Minggu pagi di penghujung Desember 2023, saya memacu motor ke Masjid Namira dengan maksud ikut shalat tahajud berjemaah di sana. Biasanya kami datang pas azan Subuh, lalu shalat dan mendengarkan kajian pagi.
Berkali-kali panitia menginformasikan bahwa setiap Minggu dini hari di Namira dihelat qiyamullail. Ingin betul saya merasakan sensasi shalat di keheningan malam, saat embun menyapa rerumputan. Kebetulan hari itu saya datang sendirian, tanpa anak-anak.
Namun, rencana rupanya tinggal rencana. Belum juga bisa terlaksana. Ada dua hambatan yang membatalkan impian tersebut.
Pertama, saya sempat tertahan nyaris 30 menit karena gerbang masih terkunci ketika satpam patroli keliling perumahan. Pos keamanan dan gerbang harus dikunci karena hanya ada satu satpam yang berjaga.
Seorang nenek bernama Ninik
Sembari menunggu satpam kembali, saya melihat seorang pengendara motor lain juga hendak keluar. Pemuda berusia 30-an ini menunggang motor sport, entah Honda CBR atau Kawasaki Ninja—yang jelas ber-cc tinggi.
Beberapa menit kemudian, seorang wanita tua muncul dari blok II tak jauh dari pos keamanan. Belakangan kuketahui namanya Ninik Suryani dan usianya 70 tahun sehingga lebih tepat kusebut nenek ketimbang ibu.
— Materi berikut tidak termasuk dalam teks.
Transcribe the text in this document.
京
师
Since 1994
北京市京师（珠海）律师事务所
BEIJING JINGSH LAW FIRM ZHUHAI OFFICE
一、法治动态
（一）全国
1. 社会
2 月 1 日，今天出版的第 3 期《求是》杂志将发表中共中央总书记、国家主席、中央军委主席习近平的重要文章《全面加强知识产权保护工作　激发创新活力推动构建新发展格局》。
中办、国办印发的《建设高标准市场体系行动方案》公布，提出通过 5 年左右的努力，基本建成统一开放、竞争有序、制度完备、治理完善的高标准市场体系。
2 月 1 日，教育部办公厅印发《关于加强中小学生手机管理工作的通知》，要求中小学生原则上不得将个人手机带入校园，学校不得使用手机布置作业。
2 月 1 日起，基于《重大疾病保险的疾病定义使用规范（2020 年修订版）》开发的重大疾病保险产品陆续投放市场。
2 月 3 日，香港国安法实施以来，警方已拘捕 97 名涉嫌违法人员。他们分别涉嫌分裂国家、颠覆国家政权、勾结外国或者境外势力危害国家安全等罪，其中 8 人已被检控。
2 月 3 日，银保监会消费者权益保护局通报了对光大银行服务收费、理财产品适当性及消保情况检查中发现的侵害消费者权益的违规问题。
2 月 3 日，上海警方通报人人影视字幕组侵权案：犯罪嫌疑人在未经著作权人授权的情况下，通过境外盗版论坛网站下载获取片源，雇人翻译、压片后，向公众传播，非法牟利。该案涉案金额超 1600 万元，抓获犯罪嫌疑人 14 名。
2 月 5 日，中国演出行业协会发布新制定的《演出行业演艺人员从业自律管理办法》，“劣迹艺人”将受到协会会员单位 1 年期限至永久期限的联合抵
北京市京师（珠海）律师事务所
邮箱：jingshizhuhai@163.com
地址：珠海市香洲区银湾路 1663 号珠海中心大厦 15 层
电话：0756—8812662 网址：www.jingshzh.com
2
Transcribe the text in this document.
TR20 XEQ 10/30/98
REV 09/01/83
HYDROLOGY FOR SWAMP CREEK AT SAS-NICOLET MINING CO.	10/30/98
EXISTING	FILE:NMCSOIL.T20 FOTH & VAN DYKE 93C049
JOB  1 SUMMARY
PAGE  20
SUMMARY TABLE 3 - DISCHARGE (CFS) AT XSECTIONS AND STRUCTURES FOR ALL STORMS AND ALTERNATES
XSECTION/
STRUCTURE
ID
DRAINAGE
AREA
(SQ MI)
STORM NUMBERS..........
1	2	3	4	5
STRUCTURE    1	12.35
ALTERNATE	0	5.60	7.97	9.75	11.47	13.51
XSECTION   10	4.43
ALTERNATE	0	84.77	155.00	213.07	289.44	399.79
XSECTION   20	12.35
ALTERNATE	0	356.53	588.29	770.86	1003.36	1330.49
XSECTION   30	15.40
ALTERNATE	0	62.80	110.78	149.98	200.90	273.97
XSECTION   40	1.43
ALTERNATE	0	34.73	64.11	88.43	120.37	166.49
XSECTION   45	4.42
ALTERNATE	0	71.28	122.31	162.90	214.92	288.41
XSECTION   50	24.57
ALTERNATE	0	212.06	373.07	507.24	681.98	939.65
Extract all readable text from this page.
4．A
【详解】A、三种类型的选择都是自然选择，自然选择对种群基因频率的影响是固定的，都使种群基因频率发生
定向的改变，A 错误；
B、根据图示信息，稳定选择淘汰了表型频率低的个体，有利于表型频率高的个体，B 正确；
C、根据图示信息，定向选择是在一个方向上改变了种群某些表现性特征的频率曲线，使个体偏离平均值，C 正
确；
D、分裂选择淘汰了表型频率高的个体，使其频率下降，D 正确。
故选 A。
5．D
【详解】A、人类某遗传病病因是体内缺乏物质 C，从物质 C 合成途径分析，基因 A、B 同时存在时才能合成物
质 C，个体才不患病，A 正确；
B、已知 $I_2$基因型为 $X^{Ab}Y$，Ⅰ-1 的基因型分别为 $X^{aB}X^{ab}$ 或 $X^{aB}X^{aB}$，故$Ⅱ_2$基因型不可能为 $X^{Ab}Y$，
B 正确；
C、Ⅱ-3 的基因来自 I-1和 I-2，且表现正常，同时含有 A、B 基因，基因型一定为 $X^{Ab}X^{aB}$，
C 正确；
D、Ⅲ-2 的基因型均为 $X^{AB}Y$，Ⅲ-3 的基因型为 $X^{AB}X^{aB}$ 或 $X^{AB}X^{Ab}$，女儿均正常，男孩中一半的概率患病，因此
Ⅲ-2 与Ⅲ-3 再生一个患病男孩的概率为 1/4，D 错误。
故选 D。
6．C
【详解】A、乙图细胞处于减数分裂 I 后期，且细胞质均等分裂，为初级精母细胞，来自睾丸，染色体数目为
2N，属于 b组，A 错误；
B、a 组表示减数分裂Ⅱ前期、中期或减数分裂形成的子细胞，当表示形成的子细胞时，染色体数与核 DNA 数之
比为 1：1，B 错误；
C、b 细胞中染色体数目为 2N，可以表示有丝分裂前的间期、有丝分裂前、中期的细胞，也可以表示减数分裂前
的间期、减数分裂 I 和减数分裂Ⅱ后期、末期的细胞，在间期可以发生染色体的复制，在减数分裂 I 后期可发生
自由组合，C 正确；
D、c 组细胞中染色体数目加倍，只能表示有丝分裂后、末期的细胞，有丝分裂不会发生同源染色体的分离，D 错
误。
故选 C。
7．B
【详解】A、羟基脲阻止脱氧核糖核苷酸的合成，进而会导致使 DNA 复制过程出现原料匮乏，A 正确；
Ia berjalan lemah menuju gerbang perumahan, jelas terlihat hendak keluar. Ia menghampiriku dan berujar lirih, "Nak, boleh numpang ke depan?” katanya dalam bahasa Jawa ngoko.
Aku mengiyakan karena tak tega membiarkan nenek sepuh itu berjalan sendirian ke pinggir jalan raya. Dari sana ia akan menyetop becak atau ojek menuju tempat yang ia tuju.
Jarak perumahan ke pinggir jalan raya berkisar 1,5 km lewat jalanan dengan paving block yang tidak rata, juga berlubang. Selain itu, jalan itu sepi, sisi kiri berupa tanah kosong penuh semak belukar sedangkan sisi kanan kebanyakan sawah atau tambak.
Ternyata mau ke gereja
Nenek ini bertanya lagi sesaat sebelum saya turunkan di pinggir jalan, tak jauh dari kantor Polsek kota. “Nak, apa mungkin bisa antar saya ke Ndapur?” tanyanya polos tetap penuh kesopanan.